In truth, it is to be welcomed  that public expenditure decisions were determined by Government, having regard to the totality of the situation, rather than being dictated to by fact-specific judicial decisions on individual cases in a manner that is divorced from the state of the public finances.”- Paragraph 191

It is common to say something like “that’s not the state I would like to live in" in response to this sort of thing, but it is more important to recognise that this is an accurate description of the state we do live in.

This is the permanent tank and water that every generation of politicians swim in and through, until they don’t even see it surrounding them any more.
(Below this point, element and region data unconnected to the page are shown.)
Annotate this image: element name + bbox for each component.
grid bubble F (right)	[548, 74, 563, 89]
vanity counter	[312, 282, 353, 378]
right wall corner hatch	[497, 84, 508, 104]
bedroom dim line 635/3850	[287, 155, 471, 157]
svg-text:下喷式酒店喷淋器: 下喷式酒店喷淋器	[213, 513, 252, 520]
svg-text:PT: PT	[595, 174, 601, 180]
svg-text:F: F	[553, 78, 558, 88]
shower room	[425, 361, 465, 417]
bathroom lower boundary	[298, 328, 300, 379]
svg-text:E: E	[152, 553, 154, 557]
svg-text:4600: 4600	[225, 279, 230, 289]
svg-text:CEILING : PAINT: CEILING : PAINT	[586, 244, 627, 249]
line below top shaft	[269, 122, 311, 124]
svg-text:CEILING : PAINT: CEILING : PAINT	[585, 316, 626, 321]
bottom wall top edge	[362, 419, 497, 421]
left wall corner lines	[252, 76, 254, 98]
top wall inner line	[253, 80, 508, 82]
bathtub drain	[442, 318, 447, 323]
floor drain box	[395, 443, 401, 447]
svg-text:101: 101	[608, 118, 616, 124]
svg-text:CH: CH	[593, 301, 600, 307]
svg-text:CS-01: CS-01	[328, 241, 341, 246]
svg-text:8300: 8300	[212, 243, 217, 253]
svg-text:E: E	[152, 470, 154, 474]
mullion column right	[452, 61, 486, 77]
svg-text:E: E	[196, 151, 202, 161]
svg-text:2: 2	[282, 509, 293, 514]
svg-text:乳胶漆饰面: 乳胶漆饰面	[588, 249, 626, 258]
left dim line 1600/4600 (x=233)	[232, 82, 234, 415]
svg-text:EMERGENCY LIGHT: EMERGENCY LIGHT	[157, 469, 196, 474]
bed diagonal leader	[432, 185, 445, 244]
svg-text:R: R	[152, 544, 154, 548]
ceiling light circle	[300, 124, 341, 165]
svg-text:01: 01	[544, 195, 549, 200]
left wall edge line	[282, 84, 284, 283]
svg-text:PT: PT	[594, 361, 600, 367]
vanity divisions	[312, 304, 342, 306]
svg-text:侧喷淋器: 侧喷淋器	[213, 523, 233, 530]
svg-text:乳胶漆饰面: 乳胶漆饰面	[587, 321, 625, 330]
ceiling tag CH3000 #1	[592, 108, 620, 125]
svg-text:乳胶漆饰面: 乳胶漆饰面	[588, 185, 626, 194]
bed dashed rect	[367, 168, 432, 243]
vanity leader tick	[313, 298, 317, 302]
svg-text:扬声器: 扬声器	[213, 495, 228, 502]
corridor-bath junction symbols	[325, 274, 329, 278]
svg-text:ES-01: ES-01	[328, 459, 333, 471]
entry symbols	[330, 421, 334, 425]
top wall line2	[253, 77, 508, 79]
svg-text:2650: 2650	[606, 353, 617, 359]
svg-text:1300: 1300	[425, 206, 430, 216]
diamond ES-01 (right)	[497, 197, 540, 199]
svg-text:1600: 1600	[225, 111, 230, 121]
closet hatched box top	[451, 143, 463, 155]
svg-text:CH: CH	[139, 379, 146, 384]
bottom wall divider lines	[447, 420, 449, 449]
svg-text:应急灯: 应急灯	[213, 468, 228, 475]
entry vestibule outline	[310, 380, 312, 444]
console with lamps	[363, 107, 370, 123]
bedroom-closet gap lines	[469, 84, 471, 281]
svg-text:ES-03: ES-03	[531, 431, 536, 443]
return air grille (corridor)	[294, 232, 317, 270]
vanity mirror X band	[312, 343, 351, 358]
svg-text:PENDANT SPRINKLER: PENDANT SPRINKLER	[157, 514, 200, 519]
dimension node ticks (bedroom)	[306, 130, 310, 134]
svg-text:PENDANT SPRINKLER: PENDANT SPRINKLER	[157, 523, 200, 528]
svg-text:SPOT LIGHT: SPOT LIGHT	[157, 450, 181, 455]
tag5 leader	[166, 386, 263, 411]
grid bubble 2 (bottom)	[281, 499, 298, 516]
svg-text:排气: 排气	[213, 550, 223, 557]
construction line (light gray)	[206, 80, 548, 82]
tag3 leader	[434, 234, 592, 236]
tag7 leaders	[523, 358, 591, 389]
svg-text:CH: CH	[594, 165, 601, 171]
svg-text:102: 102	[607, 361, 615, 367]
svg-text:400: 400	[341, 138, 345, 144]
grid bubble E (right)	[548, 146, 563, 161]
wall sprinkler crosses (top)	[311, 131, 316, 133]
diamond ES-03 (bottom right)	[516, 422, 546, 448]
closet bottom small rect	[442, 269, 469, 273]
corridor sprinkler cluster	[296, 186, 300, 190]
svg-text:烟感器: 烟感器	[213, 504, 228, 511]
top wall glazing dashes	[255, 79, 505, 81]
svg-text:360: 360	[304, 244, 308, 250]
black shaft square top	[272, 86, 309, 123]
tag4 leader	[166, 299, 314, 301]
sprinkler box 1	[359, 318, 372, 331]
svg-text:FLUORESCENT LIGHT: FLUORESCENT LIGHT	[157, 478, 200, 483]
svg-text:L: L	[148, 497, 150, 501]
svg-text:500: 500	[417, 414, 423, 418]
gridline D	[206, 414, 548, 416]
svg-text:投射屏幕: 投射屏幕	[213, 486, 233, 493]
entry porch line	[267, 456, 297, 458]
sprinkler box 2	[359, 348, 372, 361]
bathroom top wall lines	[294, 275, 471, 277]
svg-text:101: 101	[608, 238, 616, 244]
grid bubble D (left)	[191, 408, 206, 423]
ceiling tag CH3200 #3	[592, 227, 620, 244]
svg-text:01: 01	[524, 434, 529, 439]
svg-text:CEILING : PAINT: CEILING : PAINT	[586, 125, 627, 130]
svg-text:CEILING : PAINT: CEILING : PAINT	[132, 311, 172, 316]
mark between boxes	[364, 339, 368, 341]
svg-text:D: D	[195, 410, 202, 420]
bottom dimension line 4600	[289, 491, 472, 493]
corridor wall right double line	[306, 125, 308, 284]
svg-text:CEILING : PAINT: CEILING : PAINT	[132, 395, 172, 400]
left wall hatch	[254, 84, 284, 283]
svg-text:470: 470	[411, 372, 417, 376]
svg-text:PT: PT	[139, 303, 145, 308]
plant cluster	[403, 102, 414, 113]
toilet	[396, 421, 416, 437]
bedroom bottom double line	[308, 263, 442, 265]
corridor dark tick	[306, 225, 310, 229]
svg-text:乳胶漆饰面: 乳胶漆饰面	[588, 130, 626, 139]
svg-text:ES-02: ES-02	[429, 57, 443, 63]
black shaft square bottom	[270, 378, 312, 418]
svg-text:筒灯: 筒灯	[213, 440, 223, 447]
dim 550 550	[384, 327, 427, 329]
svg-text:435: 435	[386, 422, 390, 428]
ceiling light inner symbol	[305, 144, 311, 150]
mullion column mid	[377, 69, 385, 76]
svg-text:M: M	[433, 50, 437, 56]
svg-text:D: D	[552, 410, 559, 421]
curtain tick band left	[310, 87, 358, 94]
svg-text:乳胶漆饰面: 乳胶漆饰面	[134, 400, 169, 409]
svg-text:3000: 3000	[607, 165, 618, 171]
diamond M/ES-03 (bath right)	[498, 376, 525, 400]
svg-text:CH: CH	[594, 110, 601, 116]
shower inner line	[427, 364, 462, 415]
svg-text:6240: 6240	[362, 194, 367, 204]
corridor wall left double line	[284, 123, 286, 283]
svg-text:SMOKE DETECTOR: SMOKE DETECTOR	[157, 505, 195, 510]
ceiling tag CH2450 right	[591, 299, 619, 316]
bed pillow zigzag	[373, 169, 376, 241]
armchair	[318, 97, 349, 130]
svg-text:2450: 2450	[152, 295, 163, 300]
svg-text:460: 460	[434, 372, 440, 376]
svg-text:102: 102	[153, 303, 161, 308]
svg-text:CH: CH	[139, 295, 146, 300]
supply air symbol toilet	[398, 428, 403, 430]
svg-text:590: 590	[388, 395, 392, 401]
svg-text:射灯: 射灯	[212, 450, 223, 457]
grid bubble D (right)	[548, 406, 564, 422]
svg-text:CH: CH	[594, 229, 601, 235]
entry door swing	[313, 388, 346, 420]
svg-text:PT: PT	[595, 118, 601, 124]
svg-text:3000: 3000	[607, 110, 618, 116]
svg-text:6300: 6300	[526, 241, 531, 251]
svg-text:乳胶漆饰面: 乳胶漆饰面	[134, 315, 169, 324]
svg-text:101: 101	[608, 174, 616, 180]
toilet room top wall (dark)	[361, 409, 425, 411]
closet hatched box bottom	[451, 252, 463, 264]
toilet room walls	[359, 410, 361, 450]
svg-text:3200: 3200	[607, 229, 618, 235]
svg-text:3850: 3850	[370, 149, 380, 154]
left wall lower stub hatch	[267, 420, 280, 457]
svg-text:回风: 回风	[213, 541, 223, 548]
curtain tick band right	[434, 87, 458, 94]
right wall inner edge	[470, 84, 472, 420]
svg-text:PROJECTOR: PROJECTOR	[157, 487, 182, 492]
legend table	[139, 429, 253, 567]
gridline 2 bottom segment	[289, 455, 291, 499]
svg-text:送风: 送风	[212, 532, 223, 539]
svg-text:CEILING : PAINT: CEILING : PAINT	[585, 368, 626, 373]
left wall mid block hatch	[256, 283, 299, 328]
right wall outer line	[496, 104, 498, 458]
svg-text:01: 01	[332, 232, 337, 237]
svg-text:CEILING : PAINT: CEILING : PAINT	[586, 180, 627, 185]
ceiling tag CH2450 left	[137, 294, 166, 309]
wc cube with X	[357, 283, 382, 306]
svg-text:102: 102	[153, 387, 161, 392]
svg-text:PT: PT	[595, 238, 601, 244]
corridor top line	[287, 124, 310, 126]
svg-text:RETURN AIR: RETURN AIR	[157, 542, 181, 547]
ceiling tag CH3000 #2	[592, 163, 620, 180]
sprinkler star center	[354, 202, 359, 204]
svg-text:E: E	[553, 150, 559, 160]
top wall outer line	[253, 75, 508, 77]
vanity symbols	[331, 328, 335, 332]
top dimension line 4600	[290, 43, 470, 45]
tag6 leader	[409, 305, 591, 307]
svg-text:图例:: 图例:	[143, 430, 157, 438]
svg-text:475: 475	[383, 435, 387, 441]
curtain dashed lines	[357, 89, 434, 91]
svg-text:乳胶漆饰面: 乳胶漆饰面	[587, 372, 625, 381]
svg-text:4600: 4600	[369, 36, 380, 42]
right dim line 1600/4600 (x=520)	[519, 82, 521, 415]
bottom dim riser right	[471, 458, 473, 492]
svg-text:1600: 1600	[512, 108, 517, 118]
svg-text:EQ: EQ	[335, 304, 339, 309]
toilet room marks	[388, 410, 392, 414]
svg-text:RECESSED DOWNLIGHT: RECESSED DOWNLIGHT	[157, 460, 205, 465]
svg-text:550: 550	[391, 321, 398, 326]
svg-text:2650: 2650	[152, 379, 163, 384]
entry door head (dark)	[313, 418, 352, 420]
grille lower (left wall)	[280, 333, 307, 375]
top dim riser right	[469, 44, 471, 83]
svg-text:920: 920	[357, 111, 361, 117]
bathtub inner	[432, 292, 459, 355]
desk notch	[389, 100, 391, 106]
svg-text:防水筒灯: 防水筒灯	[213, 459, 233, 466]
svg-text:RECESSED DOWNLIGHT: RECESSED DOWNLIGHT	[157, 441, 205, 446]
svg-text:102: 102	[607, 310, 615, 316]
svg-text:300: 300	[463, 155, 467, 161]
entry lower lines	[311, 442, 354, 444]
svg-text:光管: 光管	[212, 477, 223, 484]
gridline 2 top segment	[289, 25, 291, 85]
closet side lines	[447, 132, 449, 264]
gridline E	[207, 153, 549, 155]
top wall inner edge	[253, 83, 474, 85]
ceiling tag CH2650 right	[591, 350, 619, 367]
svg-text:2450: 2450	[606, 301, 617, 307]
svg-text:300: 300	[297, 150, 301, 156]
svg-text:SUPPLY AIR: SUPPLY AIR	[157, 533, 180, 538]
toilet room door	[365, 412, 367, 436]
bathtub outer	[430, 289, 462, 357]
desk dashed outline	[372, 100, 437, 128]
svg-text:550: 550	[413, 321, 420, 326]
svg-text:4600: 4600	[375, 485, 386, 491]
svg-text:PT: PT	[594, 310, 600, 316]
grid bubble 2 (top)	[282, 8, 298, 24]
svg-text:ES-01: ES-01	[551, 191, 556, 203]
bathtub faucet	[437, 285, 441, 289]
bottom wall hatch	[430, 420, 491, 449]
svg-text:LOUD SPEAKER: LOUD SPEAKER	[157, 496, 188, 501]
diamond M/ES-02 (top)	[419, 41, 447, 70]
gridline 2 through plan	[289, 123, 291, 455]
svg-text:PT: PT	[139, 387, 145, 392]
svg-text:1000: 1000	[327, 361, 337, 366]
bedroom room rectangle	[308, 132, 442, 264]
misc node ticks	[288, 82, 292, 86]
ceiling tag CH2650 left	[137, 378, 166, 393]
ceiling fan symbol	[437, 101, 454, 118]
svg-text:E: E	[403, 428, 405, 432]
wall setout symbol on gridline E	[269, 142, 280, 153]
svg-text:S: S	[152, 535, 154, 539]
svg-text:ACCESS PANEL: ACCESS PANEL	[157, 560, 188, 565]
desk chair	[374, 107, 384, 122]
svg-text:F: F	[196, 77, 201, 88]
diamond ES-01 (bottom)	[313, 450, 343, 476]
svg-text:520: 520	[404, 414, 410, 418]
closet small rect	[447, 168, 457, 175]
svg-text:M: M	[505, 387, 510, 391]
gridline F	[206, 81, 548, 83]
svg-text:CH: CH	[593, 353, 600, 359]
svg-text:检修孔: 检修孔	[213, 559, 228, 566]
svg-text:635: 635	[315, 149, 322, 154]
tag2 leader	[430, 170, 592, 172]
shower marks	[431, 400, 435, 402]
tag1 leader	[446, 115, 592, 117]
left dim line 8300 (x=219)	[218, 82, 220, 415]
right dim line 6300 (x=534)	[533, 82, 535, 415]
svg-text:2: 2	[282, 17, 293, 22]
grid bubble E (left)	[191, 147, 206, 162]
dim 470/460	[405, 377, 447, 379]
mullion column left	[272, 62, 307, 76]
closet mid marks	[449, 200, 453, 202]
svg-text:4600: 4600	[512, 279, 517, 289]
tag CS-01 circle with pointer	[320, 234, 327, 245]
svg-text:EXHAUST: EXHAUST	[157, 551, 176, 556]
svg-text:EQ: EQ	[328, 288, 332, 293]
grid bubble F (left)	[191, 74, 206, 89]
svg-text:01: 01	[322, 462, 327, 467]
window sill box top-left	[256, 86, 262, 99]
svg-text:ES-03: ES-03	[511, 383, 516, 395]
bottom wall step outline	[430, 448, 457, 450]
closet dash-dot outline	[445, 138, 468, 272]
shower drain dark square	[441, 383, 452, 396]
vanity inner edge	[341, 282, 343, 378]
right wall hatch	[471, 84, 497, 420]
The AG has given plain voice to the administrative state’s hostility to the citizens they think it exists to serve.

By holding it up to the light, and inviting us to admire its cruel sharp edges, he has made the invisible State visible.

  1. Citation: COSTELLO, KEVIN. “THE EXPULSION OF PREROGATIVE DOCTRINE FROM IRISH LAW: QUANTIFYING AND REMEDYING THE LOSS OF THE ROYAL PREROGATIVES.” Irish Jurist (1966-), vol. 32, 1997, pp. 145–94. JSTOR, jstor.org/stable/44026434. Accessed 11 Feb. 2023.